I HATE “I might not know art, but I know what I like.”
I hate that.
“I might not know art, but I know what I like.” But also – you do know art. You might not know all the words around it but you are sentient and it is happening around you all the time. What you are saying is I can’t be bothered thinking about it.
It’s reductive and so I hate it. The reductive is the worst. It is the lowest of the low. The reductive stinks to high heaven. In everything. Art, music, politics, football, life. If you seek to reduce the complexity of a piece of work, of a real-life situation, of 22 humans kicking a ball around a field in front of other humans, in order to make things more straightforward for your own understanding rather than consider it further, then ultimately what was the point of confronting it in the first place?
Which brings me to the tricky – and possibly hypocritical – ground I occupy here. I don’t really know the first thing about Classical Music. You know how much I don’t know? I just capitalised the words “Classical Music”. You don’t see me doing that with “indie”, “hiphop” or “techno”. Though perhaps with “Rockabilly.” It feels that in not knowing the first thing about Classical Music I might just be about to make a fool of myself. Classical Music, as I understand it, always seems to be about something I don’t know or have motifs I’m not well enough informed to follow. Someone else does it. It happens elsewhere. It doesn’t happen in front of me.
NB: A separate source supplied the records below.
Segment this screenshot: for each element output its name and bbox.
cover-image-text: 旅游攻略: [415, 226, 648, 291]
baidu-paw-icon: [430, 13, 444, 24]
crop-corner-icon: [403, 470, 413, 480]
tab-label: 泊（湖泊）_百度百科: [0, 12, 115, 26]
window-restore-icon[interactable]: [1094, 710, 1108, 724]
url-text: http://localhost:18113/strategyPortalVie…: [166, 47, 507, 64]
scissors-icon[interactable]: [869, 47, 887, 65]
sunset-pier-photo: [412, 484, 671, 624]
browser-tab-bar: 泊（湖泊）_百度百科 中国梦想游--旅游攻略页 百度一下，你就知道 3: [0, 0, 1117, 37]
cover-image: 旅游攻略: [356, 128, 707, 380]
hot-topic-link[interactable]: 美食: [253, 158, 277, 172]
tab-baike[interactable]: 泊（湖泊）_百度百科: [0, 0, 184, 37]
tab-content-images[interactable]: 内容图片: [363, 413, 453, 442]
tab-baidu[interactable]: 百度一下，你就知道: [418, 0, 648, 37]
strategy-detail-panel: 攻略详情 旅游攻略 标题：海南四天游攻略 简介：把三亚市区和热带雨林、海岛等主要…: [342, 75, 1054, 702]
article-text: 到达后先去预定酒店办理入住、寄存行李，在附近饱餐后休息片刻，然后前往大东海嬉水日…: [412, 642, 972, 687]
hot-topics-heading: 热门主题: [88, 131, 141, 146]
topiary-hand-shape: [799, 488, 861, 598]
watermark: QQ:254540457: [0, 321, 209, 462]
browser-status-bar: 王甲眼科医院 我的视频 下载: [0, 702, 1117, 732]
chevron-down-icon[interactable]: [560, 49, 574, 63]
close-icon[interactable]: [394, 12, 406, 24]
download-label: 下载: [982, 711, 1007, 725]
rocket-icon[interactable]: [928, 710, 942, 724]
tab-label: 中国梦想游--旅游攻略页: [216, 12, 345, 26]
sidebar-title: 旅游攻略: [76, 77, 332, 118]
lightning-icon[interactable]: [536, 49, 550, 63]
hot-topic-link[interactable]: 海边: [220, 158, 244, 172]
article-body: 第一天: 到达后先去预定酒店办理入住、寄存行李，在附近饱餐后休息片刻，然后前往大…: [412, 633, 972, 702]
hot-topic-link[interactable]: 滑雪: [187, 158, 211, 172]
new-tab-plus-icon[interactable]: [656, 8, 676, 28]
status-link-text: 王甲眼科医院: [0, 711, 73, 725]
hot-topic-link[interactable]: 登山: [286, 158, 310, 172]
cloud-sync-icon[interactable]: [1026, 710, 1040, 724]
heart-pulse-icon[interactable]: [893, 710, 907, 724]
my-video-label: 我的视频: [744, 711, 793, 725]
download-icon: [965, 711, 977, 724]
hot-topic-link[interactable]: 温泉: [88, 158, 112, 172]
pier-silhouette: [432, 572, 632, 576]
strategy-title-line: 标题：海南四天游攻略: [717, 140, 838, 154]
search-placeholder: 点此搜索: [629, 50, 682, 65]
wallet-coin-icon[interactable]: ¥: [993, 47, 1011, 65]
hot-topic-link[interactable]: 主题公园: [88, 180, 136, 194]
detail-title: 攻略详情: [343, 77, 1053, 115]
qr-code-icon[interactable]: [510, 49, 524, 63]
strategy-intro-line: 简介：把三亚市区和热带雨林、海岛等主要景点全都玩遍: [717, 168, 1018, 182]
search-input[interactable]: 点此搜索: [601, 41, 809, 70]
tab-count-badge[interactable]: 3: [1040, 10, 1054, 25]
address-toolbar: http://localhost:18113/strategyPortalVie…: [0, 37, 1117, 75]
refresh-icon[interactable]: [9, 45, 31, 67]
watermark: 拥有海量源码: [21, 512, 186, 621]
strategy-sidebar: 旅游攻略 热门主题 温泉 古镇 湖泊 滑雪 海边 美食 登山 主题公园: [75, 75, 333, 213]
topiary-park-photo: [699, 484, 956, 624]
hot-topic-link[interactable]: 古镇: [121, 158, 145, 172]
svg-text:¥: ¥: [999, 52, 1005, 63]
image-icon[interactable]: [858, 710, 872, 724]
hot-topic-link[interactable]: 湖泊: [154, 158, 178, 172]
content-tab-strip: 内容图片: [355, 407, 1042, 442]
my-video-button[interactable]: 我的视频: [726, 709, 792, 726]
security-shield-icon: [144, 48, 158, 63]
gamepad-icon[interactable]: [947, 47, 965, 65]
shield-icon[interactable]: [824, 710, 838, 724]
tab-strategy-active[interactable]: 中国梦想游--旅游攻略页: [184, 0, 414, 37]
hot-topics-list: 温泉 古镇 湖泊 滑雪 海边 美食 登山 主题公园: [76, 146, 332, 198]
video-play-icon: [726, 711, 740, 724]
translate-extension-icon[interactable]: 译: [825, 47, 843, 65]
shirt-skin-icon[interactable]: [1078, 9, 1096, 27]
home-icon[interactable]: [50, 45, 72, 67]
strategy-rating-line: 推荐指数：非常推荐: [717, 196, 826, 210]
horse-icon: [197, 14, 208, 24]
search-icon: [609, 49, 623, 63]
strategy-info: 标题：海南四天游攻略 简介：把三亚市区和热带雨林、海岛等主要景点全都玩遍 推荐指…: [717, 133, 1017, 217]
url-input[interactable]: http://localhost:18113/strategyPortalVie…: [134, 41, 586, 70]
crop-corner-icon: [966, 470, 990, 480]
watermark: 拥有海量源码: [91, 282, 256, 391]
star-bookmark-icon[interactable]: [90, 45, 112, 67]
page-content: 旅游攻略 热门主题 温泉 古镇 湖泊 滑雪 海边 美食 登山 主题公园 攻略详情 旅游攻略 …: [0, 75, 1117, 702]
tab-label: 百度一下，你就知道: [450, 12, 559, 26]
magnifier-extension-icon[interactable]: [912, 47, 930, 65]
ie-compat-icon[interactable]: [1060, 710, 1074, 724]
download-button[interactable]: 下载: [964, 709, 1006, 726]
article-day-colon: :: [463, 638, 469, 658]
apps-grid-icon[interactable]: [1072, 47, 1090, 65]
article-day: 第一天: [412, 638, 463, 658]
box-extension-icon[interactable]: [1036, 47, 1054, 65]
Last night I went – paying my own money, I hasten to add; this review is entirely impromptu – to the Liverpool Philharmonic Orchestra. Why? Mostly because they are there. And because I hadn’t before. I saw some of it in Sefton Park this year but it was all stuff from films being played a million miles away. The programme I saw last night consisted of:
- Mahler – Blumine
- Strauss – Horn Concerto No.2
- Elgar – Symphony No.2
Vasily Petrenko conductor; Timothy Jackson horn.
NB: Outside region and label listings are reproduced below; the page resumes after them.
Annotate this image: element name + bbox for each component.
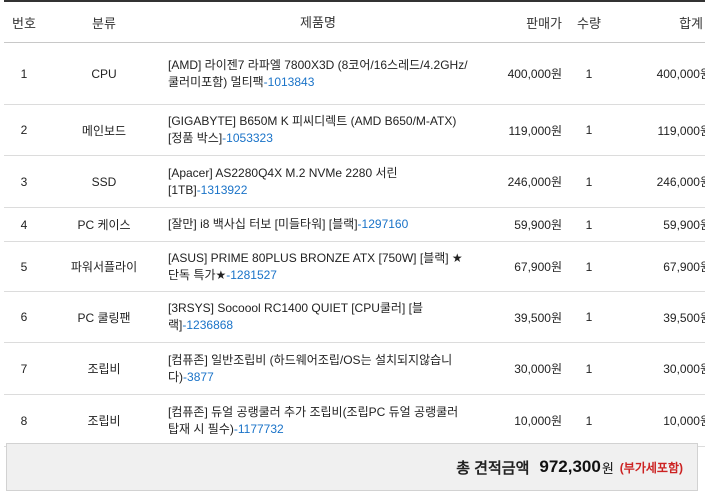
row-qty: 1 — [564, 342, 614, 395]
header-product: 제품명 — [164, 1, 472, 43]
row-price: 30,000원 — [472, 342, 564, 395]
row-category: PC 케이스 — [44, 207, 164, 242]
table-header-row: 번호 분류 제품명 판매가 수량 합계 — [4, 1, 705, 43]
row-price: 400,000원 — [472, 42, 564, 105]
row-qty: 1 — [564, 241, 614, 292]
table-row: 1 CPU [AMD] 라이젠7 라파엘 7800X3D (8코어/16스레드/… — [4, 42, 705, 105]
row-price: 119,000원 — [472, 104, 564, 156]
product-code-link[interactable]: -1177732 — [234, 422, 284, 436]
table-row: 7 조립비 [컴퓨존] 일반조립비 (하드웨어조립/OS는 설치되지않습니다)-… — [4, 342, 705, 395]
quote-panel: 번호 분류 제품명 판매가 수량 합계 1 CPU [AMD] 라이젠7 라파엘… — [0, 0, 705, 498]
product-name: [GIGABYTE] B650M K 피씨디렉트 (AMD B650/M-ATX… — [168, 114, 457, 145]
row-no: 3 — [4, 155, 44, 208]
row-sum: 10,000원 — [614, 394, 705, 447]
row-product: [ASUS] PRIME 80PLUS BRONZE ATX [750W] [블… — [164, 241, 472, 292]
row-no: 4 — [4, 207, 44, 242]
row-no: 6 — [4, 291, 44, 343]
row-sum: 59,900원 — [614, 207, 705, 242]
product-code-link[interactable]: -1013843 — [264, 75, 315, 89]
product-code-link[interactable]: -1281527 — [226, 268, 277, 282]
product-code-link[interactable]: -1053323 — [222, 131, 273, 145]
row-category: SSD — [44, 155, 164, 208]
header-qty: 수량 — [564, 1, 614, 43]
header-price: 판매가 — [472, 1, 564, 43]
row-category: 조립비 — [44, 394, 164, 447]
row-sum: 400,000원 — [614, 42, 705, 105]
row-sum: 246,000원 — [614, 155, 705, 208]
row-category: CPU — [44, 42, 164, 105]
row-no: 5 — [4, 241, 44, 292]
table-row: 2 메인보드 [GIGABYTE] B650M K 피씨디렉트 (AMD B65… — [4, 104, 705, 156]
row-product: [잘만] i8 백사십 터보 [미들타워] [블랙]-1297160 — [164, 207, 472, 242]
row-sum: 119,000원 — [614, 104, 705, 156]
total-amount: 972,300 — [539, 457, 601, 476]
total-summary: 총 견적금액 972,300 원 (부가세포함) — [6, 443, 698, 491]
row-qty: 1 — [564, 291, 614, 343]
row-product: [컴퓨존] 일반조립비 (하드웨어조립/OS는 설치되지않습니다)-3877 — [164, 342, 472, 395]
table-row: 3 SSD [Apacer] AS2280Q4X M.2 NVMe 2280 서… — [4, 155, 705, 208]
product-name: [AMD] 라이젠7 라파엘 7800X3D (8코어/16스레드/4.2GHz… — [168, 57, 468, 89]
header-sum: 합계 — [614, 1, 705, 43]
row-sum: 30,000원 — [614, 342, 705, 395]
row-sum: 39,500원 — [614, 291, 705, 343]
total-label: 총 견적금액 — [456, 459, 530, 477]
table-row: 5 파워서플라이 [ASUS] PRIME 80PLUS BRONZE ATX … — [4, 241, 705, 292]
product-name: [잘만] i8 백사십 터보 [미들타워] [블랙] — [168, 217, 358, 231]
row-product: [3RSYS] Socoool RC1400 QUIET [CPU쿨러] [블랙… — [164, 291, 472, 343]
product-code-link[interactable]: -3877 — [183, 370, 214, 384]
table-row: 4 PC 케이스 [잘만] i8 백사십 터보 [미들타워] [블랙]-1297… — [4, 207, 705, 242]
row-category: PC 쿨링팬 — [44, 291, 164, 343]
product-name: [컴퓨존] 듀얼 공랭쿨러 추가 조립비(조립PC 듀얼 공랭쿨러 탑재 시 필… — [168, 404, 459, 436]
table-row: 8 조립비 [컴퓨존] 듀얼 공랭쿨러 추가 조립비(조립PC 듀얼 공랭쿨러 … — [4, 394, 705, 447]
row-category: 조립비 — [44, 342, 164, 395]
product-code-link[interactable]: -1236868 — [182, 318, 233, 332]
row-sum: 67,900원 — [614, 241, 705, 292]
row-price: 10,000원 — [472, 394, 564, 447]
row-no: 7 — [4, 342, 44, 395]
product-name: [ASUS] PRIME 80PLUS BRONZE ATX [750W] [블… — [168, 250, 463, 282]
row-qty: 1 — [564, 207, 614, 242]
row-product: [AMD] 라이젠7 라파엘 7800X3D (8코어/16스레드/4.2GHz… — [164, 42, 472, 105]
header-no: 번호 — [4, 1, 44, 43]
row-qty: 1 — [564, 104, 614, 156]
row-price: 39,500원 — [472, 291, 564, 343]
row-price: 59,900원 — [472, 207, 564, 242]
vat-included-note: (부가세포함) — [619, 460, 683, 475]
row-product: [GIGABYTE] B650M K 피씨디렉트 (AMD B650/M-ATX… — [164, 104, 472, 156]
table-row: 6 PC 쿨링팬 [3RSYS] Socoool RC1400 QUIET [C… — [4, 291, 705, 343]
row-qty: 1 — [564, 42, 614, 105]
row-no: 2 — [4, 104, 44, 156]
row-category: 파워서플라이 — [44, 241, 164, 292]
row-product: [Apacer] AS2280Q4X M.2 NVMe 2280 서린 [1TB… — [164, 155, 472, 208]
total-currency: 원 — [601, 460, 614, 476]
row-no: 1 — [4, 42, 44, 105]
row-product: [컴퓨존] 듀얼 공랭쿨러 추가 조립비(조립PC 듀얼 공랭쿨러 탑재 시 필… — [164, 394, 472, 447]
row-category: 메인보드 — [44, 104, 164, 156]
product-code-link[interactable]: -1297160 — [358, 217, 409, 231]
product-code-link[interactable]: -1313922 — [197, 183, 248, 197]
row-price: 246,000원 — [472, 155, 564, 208]
header-category: 분류 — [44, 1, 164, 43]
quote-table: 번호 분류 제품명 판매가 수량 합계 1 CPU [AMD] 라이젠7 라파엘… — [4, 0, 705, 447]
row-no: 8 — [4, 394, 44, 447]
row-qty: 1 — [564, 394, 614, 447]
row-price: 67,900원 — [472, 241, 564, 292]
row-qty: 1 — [564, 155, 614, 208]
OK – quick things out the way. Timothy Jackson is brilliant at playing the horn. You’d expect that. He’s a soloist at the Liverpool Philharmonic Orchestra. But brilliant. I obviously don’t know how brilliant but there was this moment once he’d finished where one of the women on violin turned to a colleague and her face lit up with a beatific smile as she clearly enthused over how brilliant he is. And I think she’d definitely know.
But the Elgar. Let’s talk about the Elgar. Crashing Elgar. What did I hear? Well I definitely heard. I heard a great many aspects at the most spectacular volume, crashing in and out of each other. By Christ it is loud when it wants to be. I heard drama; I saw drama, great swaying, soaring playing full of determination and vigour, its pace never letting up. (I’m stunned how still the rest of the audience appeared to manage to sit. My head had gone a bit I think).
In the first movement I heard an initially joyous loss of innocence which became restless and regretful as it wore on. There was tenderness to the second movement, mourning the thing that had been regretted, not entirely able to let it go. In third movement there was crushing process and in the fourth we are churned along before we return to the first initial flush though are probably a bit wiser, a bit smarter. Across the four movements, it was vigorously wistful if such a thing is possible. It confronted its reality but still wants to strive for more. Still believes more is possible.
There’s a quote that I’m not going to ascertain because it isn’t that important to this writing that I think belongs to Nick Cave or maybe he regurgitated it and it belongs to someone else but the essence of it is that there are basically two types of writing. There is the writing which says “I’ve made sense of the Universe and this is it so read it,” and the writing which exists in order to help the writer make sense of the Universe.
I was asked by my companion why I was looking wistful afterwards. This music was making me think of the second type of writing, the type I never have time to do these days (these days! As though this is a blip or something. This decade more like) when there is little but organising and tight, functioning script to be written. The music felt like that second type of writing, it was writing itself, working itself out, not pre-determined into shape. It knew more of what it was about when finished than the composer did at the start.
Reading those programme notes I did OK. I didn’t know the Edwardian into Georgian thing or any of that but now I do and that’s good. I reckon me and Elgar hit it off. However it isn’t a test. They don’t give you marks. You don’t pass or fail. You experience. And it’s an experience that doesn’t need that explanation or base knowledge. You already have the base knowledge. You are a human that thinks and feels.
I do know art. I do know music. I do know what I like as well. And so do you. You know that. And so know this: this music is neither dead nor dying. It’s being played with startling aggression and pride in most cities in the country, most cities in the world. Yes, it’s being played with incredible virtuosity but much more than that it is being played with soul searing passion. It is music of soul searing passion, not smooth, not relaxing, not the soundtrack to a drive home or a commercial or a Hollywood film, not supplementary to the product but there, THERE! – demanding your attention, your contemplation, your catharsis.
They are doing this at the top of your road on a regular basis practically wherever you are. And if you are in Liverpool John Gibbons tells me they are one of the very best orchestras in the world. At the top of the road! I trust him on this. So let’s go. Let’s all go. Petrenko Ultras.